A little about me...I'm 29 guy from the UK
Been a heavy drinker since I was about 15. I went through a medical detox when I was 26ish but as I was prescribed benzo's for a long time I managed to convince most people and myself that was the reason I needed the detox....erk

Around that time I got with my girlfriend and became a secret drinker, openly drinking social amounts but hiding vodka everywhere... what had before been heavy beer drinking became vodka binges.
The past six months have been a cycle of vodka binges and panic trying to detox myself without people noticing.... most of which has been passed off as my 'mental problems'.

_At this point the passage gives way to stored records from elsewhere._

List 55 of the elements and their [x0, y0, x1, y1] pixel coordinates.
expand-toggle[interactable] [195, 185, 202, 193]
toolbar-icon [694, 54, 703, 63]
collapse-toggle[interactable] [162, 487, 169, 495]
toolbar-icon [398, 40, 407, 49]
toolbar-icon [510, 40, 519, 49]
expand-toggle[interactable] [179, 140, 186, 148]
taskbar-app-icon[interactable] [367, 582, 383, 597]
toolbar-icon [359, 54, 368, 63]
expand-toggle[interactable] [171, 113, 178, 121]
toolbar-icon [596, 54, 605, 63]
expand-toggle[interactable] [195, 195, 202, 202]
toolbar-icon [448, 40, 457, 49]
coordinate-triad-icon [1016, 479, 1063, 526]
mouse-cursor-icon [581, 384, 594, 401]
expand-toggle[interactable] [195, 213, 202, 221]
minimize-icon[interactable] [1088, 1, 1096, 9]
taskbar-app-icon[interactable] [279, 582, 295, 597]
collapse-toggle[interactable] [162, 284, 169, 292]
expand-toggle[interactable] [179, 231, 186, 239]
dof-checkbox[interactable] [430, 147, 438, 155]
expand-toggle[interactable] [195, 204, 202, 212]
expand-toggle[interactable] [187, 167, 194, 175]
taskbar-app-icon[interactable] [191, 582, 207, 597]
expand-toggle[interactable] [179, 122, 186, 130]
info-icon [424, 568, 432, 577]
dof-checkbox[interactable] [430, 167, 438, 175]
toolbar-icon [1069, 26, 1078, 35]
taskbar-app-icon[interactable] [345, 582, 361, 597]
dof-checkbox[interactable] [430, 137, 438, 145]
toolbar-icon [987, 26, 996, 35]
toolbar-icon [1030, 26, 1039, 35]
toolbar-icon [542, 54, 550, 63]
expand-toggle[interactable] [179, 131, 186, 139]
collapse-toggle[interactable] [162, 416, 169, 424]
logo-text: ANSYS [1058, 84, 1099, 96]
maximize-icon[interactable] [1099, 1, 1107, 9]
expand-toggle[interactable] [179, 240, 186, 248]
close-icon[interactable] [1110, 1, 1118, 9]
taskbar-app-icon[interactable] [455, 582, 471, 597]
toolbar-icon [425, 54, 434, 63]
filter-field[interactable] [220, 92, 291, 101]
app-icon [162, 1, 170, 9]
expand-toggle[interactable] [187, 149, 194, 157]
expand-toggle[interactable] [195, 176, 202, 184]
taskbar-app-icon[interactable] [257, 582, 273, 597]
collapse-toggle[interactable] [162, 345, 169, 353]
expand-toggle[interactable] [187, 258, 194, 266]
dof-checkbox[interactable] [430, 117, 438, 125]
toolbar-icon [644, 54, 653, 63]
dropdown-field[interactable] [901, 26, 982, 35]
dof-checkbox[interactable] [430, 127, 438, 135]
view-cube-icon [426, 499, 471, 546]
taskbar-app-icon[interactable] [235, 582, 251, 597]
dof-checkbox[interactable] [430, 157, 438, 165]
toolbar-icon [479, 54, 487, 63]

This last binge was the icing on the cake and im determined to never touch alcohol again. I made the mistake of visiting my dad for a week who i've not seen in years who is an alcoholic...and now not even half a man..we both drank and i was so upset I continued drinking in secret when I returned... locked myself in the spare room telling my partner i was depressed. Then the usual... no memories of conversations, jerks that can't be hidden and so I've been tappering since then... about a week.

The height of it was about 2l of vodka over 24hrs. I know it was incredibly dangerous. Stupid...And the pain my stomach was in from lack of food....
Then the tapering... the anxiety, lack of sleep thinking I was never going to wake up if I go to sleep. I know I should of gone to hospital, but despite the secret drinking I can't for other reasons I may go into another day!